Bela ve musibetler!
Şöyle;
Son üç günlük zaman dilimine bakıyorum.
Şehr-i Diyarbekir için, bela hadiseler vaki.
Cinayet,
Cinayetler,
Ve ihmalle gelen ölümler.
Beri yanda,
Şiddetin körüklediği, “aile” vakaları.
***
Doğrusu,
Mesleki zorunlulukla mevzuları takip ederken!
Der demez, insan duygu noktasında, boğuluyor.
Özellikle şehir için,
Kent ahalisi için yaşananları irdelerken;
Kader mi,
Musibet mi,
Cehalet mi,
Yoksa insanı değerlerin ahlaki çöküntüsü mü diye sorgulamamak elde değil...
Her ne melanet üzerineyse, hadiselerin hepsi üzücü.
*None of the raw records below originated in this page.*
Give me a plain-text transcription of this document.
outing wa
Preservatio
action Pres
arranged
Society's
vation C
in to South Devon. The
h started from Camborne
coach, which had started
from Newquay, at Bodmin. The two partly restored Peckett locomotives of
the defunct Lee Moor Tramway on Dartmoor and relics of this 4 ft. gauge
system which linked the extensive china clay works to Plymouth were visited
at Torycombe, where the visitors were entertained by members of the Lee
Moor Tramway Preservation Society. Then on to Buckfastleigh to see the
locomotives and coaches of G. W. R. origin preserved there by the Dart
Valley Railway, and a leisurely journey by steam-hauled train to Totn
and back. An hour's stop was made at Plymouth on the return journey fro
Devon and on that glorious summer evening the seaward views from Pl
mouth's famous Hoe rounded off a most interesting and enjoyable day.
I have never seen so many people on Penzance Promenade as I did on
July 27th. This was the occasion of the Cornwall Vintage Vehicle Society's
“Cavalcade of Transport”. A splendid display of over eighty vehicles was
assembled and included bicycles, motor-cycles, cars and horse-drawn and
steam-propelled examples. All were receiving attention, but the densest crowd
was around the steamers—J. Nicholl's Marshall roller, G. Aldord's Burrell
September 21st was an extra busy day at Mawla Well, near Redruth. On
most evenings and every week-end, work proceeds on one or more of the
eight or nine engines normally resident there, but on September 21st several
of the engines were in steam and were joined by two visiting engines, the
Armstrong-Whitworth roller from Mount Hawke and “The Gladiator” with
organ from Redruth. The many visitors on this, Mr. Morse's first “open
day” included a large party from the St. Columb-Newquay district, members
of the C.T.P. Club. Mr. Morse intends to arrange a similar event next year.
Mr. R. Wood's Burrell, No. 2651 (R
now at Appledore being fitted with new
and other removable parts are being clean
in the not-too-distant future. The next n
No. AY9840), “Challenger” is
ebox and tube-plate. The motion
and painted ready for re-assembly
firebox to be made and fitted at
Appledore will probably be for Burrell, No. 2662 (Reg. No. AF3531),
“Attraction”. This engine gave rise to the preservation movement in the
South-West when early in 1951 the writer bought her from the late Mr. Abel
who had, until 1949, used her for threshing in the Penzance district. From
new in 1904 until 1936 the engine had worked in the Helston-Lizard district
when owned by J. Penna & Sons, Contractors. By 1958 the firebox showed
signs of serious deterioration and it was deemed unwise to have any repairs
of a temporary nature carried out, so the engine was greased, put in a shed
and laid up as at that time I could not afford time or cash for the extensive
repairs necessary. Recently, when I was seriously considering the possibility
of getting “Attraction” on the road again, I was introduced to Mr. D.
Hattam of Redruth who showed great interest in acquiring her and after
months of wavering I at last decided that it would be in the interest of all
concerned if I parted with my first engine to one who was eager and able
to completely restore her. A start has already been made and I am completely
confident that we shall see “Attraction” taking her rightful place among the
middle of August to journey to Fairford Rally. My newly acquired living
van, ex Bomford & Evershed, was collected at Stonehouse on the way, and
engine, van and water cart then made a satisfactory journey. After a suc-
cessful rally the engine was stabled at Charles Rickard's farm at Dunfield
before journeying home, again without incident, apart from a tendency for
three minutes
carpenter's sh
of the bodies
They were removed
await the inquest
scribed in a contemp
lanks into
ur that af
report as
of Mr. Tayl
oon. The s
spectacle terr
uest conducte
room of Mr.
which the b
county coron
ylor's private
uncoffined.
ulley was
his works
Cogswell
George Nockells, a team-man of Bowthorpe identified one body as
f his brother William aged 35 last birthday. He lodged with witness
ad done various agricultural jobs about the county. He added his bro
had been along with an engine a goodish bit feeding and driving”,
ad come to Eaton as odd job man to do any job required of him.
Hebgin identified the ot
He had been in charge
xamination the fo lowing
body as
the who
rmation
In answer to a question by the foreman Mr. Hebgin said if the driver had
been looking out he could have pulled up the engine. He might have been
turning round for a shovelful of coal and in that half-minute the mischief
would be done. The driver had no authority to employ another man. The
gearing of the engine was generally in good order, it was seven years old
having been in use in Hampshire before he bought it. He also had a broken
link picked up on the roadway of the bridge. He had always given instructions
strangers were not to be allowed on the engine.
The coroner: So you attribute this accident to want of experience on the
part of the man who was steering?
Ve tabi ki, “nedenler” ölçeğinde, aydınlatılması da zorunlu.
Devamı yaşanmasın diye!
***
ÇERMİK’TEKİ KANLI SALDIRI?
İlk mevzuuya gelince!
Çermik, Haburman Köprüsü yakınlarındaki silahlı saldırı olayı.
Malumunuz üzre
Park halindeki otomobil gecenin bir vakti silahli kişilerce tarandı.
Saldırıda, otomobilde bulunan;
Nevzat Karakaya,
Deniz Avcı,
Ve Mehmet Yıldız kurşunların hedefi oldu.
Üç de ölü.
***
Peki,
Cinayetlerin nedeni?
Ve tabi ki, faillerin kim, kimler olduğu?
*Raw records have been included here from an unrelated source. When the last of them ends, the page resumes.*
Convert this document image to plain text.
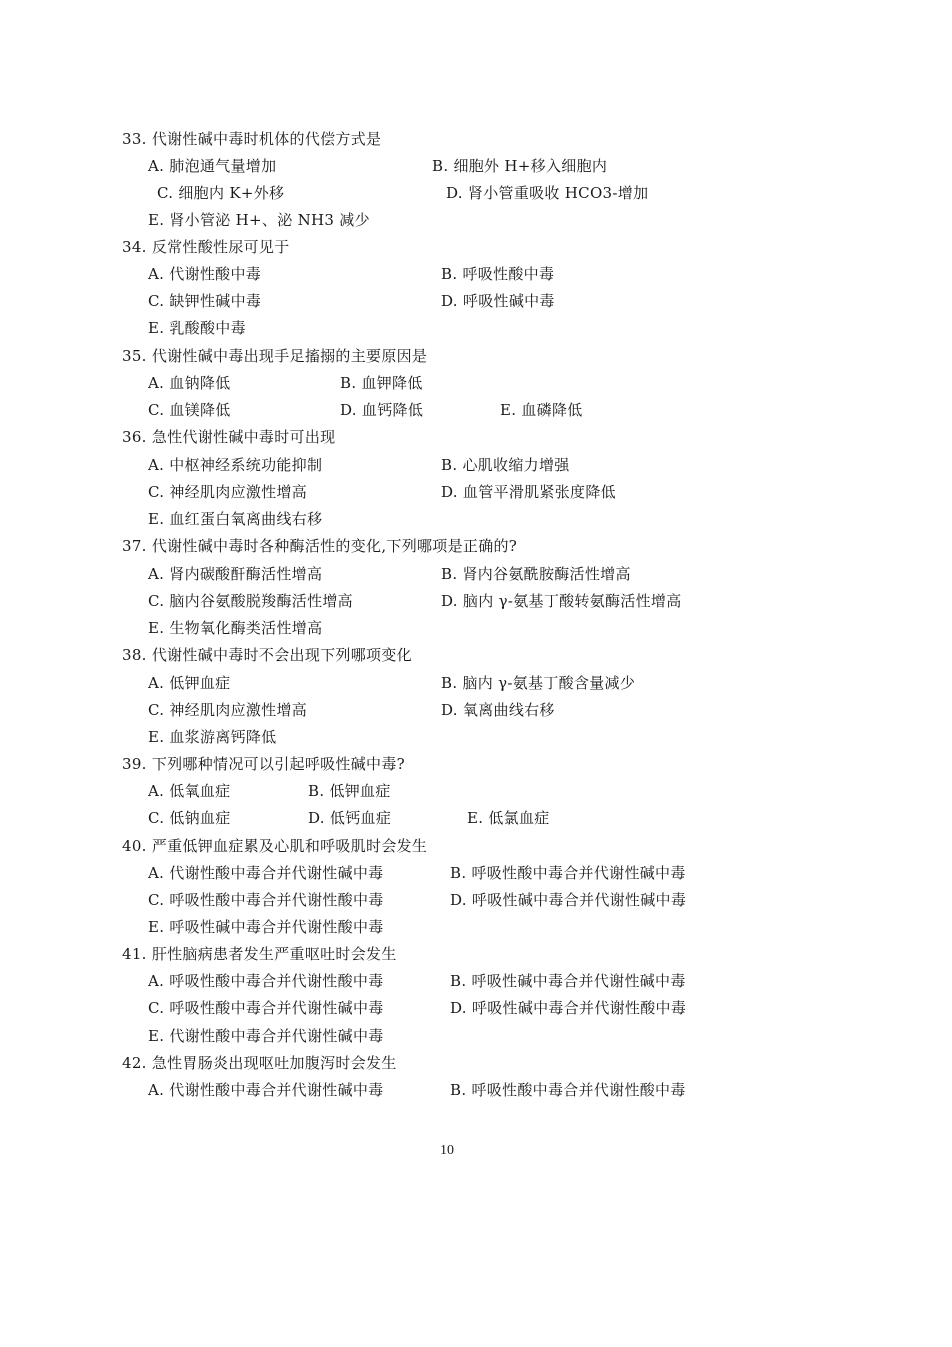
33. 代谢性碱中毒时机体的代偿方式是
A. 肺泡通气量增加	B. 细胞外 H+移入细胞内
C. 细胞内 K+外移	D. 肾小管重吸收 HCO3-增加
E. 肾小管泌 H+、泌 NH3 减少
34. 反常性酸性尿可见于
A. 代谢性酸中毒	B. 呼吸性酸中毒
C. 缺钾性碱中毒	D. 呼吸性碱中毒
E. 乳酸酸中毒
35. 代谢性碱中毒出现手足搐搦的主要原因是
A. 血钠降低	B. 血钾降低
C. 血镁降低	D. 血钙降低	E. 血磷降低
36. 急性代谢性碱中毒时可出现
A. 中枢神经系统功能抑制	B. 心肌收缩力增强
C. 神经肌肉应激性增高	D. 血管平滑肌紧张度降低
E. 血红蛋白氧离曲线右移
37. 代谢性碱中毒时各种酶活性的变化,下列哪项是正确的?
A. 肾内碳酸酐酶活性增高	B. 肾内谷氨酰胺酶活性增高
C. 脑内谷氨酸脱羧酶活性增高	D. 脑内 γ-氨基丁酸转氨酶活性增高
E. 生物氧化酶类活性增高
38. 代谢性碱中毒时不会出现下列哪项变化
A. 低钾血症	B. 脑内 γ-氨基丁酸含量减少
C. 神经肌肉应激性增高	D. 氧离曲线右移
E. 血浆游离钙降低
39. 下列哪种情况可以引起呼吸性碱中毒?
A. 低氧血症	B. 低钾血症
C. 低钠血症	D. 低钙血症	E. 低氯血症
40. 严重低钾血症累及心肌和呼吸肌时会发生
A. 代谢性酸中毒合并代谢性碱中毒	B. 呼吸性酸中毒合并代谢性碱中毒
C. 呼吸性酸中毒合并代谢性酸中毒	D. 呼吸性碱中毒合并代谢性碱中毒
E. 呼吸性碱中毒合并代谢性酸中毒
41. 肝性脑病患者发生严重呕吐时会发生
A. 呼吸性酸中毒合并代谢性酸中毒	B. 呼吸性碱中毒合并代谢性碱中毒
C. 呼吸性酸中毒合并代谢性碱中毒	D. 呼吸性碱中毒合并代谢性酸中毒
E. 代谢性酸中毒合并代谢性碱中毒
42. 急性胃肠炎出现呕吐加腹泻时会发生
A. 代谢性酸中毒合并代谢性碱中毒	B. 呼吸性酸中毒合并代谢性酸中毒
10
İşte bu nokta şuan için meçhul.
Bir başka meçhul durum da, park halindeki araçta bu kişilerin neden oturduğu..
Birde, ilçe çıkışında “ıssıs” bir bölgede oluşları..
Hadiseyle alakalı farklı, yorumlar ve spekülasyonlar var.
Ama genel kanı ve söylenen ölenlerden birinin, “kız kaçırdığı” iddiası..
Mesele bu olabilir deniliyor.
Tabi ne kadar doğru bilinmez.
***
Ancak;
Mevzunun gün ışığıyla alakalı ulaşan kesin bir bilgi de yok.
Bakalım, hadise; “sırlar” âleminden çıkacak mı, çıkmayacak mı?
Yoksa farklı bir durum mu hâsıl olacak.
Onu bekleyip göreceğiz.
Çermik küçük bir ilçe.
Daha önce benzer vakalar da yaşandı.
Sonuç bildiginiz gibi!
Ama,
Mevzuuya yakın bir dostun ifadesiyle.
Korkum bu ölümlere yeni ölümlerin “eklenmesi”.
Onun için;
Nedeni ve failler tez elden, “deşifre” edilmeli!
Yoksa...
Sonrası için dilim varmıyor söylemeye!
***
DURMAZ AİLESİ DURULMUYOR?
Diğer vakaya gelince.
Şu, Durmaz ailesi ekseninde gelişen, “kavgalar” zinciri.
Malumunuz üzre son olayda;
Durmaz aile fertleri, “birbirleriyle” çatıştı.
Buradaki silahlı düelloda, Cemal Bulut adlı şahıs öldü.
Bedri Durmaz ise yaralı.
Olayın,
Faili ve azmettiricisi olduğu iddia edilen Mehmet Durmaz ise kayıp.
***
Polis kayıtlarına göre;
Mesele,
Ticari anlaşmazlık, alacak-verecek deniliyor.
Önceki gün itibariyle, üç kişi gözaltında!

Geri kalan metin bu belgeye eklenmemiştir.